Sunyani (B/A) Feb. 4, GNA - The Catholic University College of Ghana is committed to its vision of providing quality education at an affordable cost, subsequently, its tuition fees is one of the lowest in the private sector.
Professor James Hawkins Ephraim, the Vice-Chancellor (VC), who made the assertion said: "the university is not commercial-oriented or profit making therefore any attempt by the management to do otherwise would contravene the objective for which the Catholic Bishops Conference of Ghana established it." Students pay tuition fees of GH¢680 per semester, university registry head quoted.
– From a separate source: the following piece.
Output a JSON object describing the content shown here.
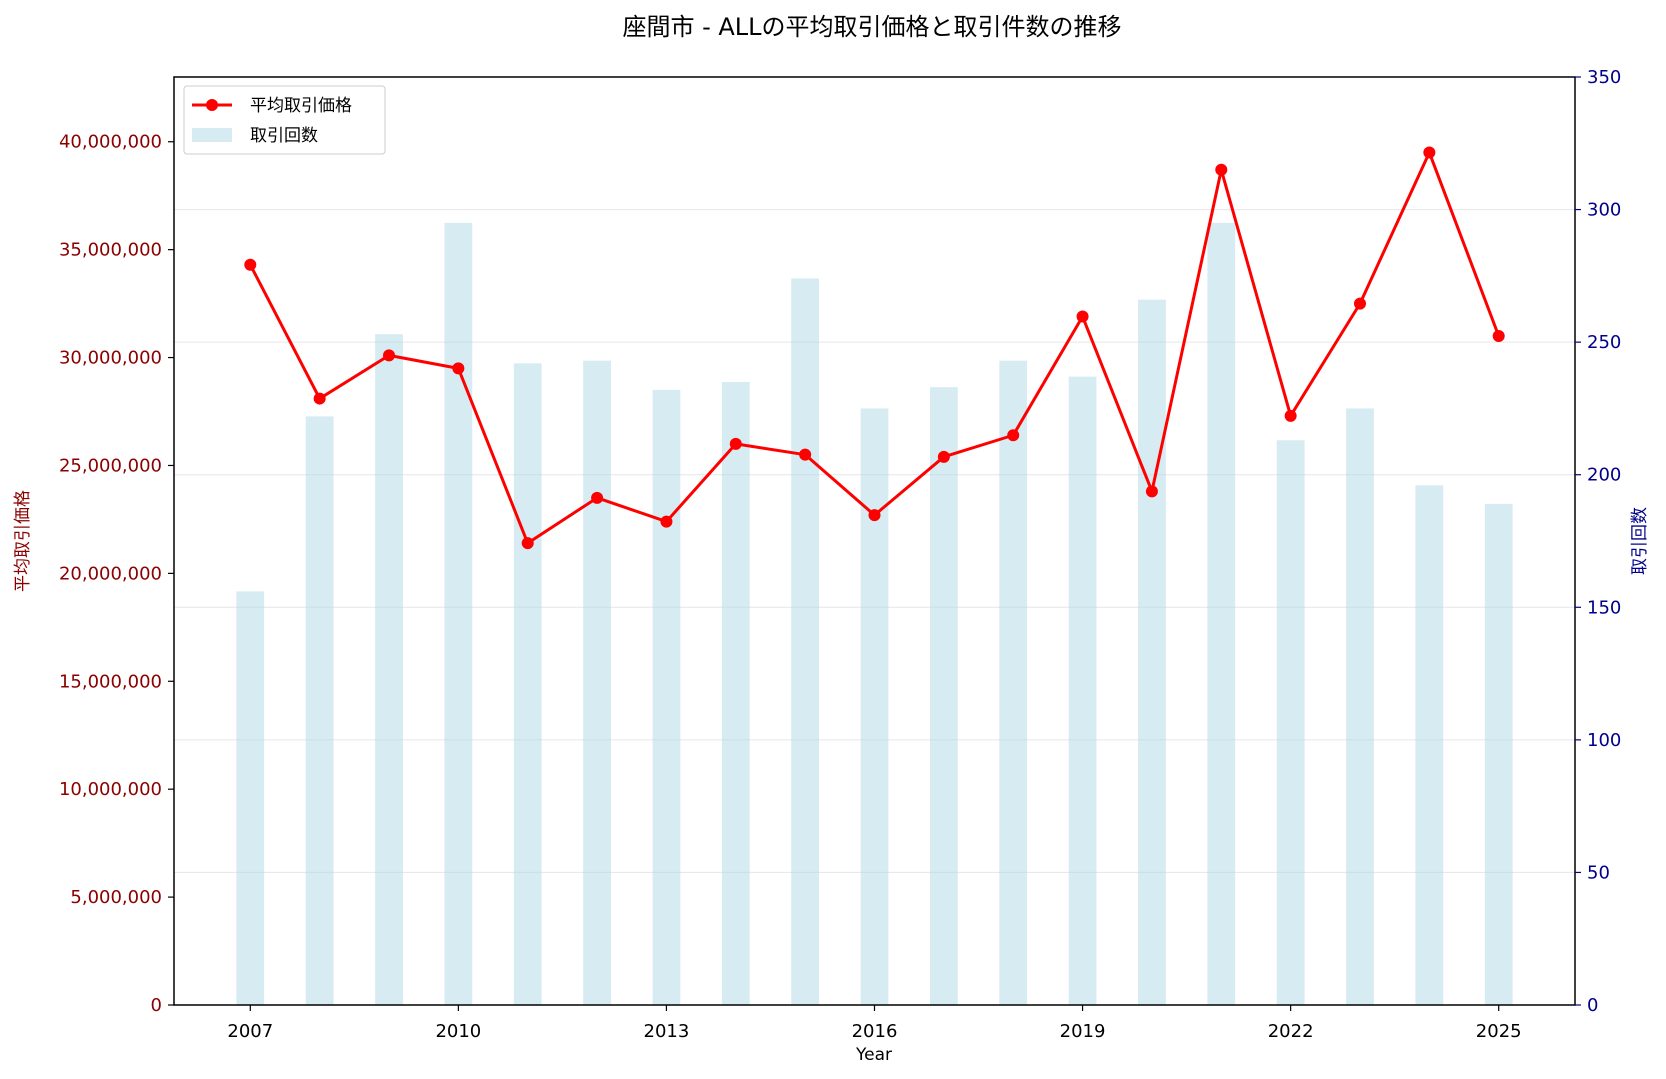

Prof. Hawkins, in an interview with the Ghana News Agency in Sunyani, explained that the Church established the college "to provide a wider window of opportunity for as many Ghanaians as possible, especially bright but needy students to acquire tertiary education. "This is why the fees are fixed to meet the pockets of a lot of parents as a motivation for more parents to consider it a worthy cause to give their wards the chance of attaining university education." Prof. Hawkins, however, pointed out that, the University would not operate at a loss but would at least break even. Prof. Ephraim added that the university was also established on the premise that the knowledge that students acquired was meant for their own good as well as for the common good of everyone in the society. The University is, therefore, training students to become enlightened citizens to lead exemplary lives for others to emulate. Mr Ernest K.A. Odoom, registrar of the University, observed that even in some of the public universities, where the salaries and other emoluments of staff were paid by the government, tuition fees alone ranged between GHC 1,320 and GHC 2,400 per an academic year for the Humanities and Allied Sciences.
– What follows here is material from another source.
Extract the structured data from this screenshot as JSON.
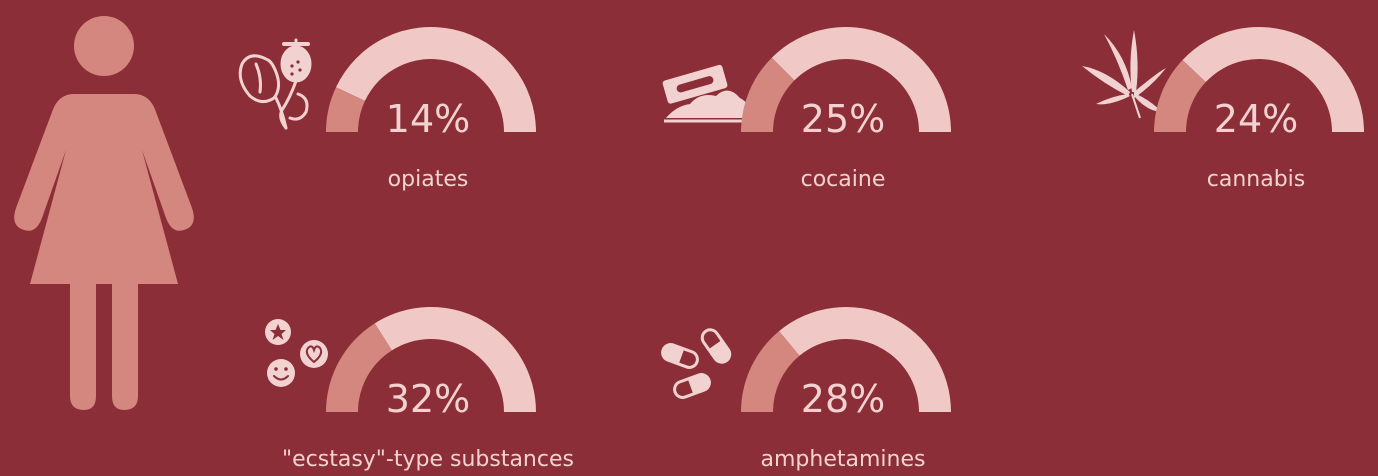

Comparatively a fee of GHC 1,360 per year for the same programme at the Catholic University was cheaper, he noted. The registrar explained that the tuition fee was the main source of funding for the university, so to overcome its financial constraint, the institution was trying to increase intake by the introduction of new and relevant programmes that were suitable to the social and economic needs of the country. The University, which started with 50 students in March 2003, now has a population of 1500.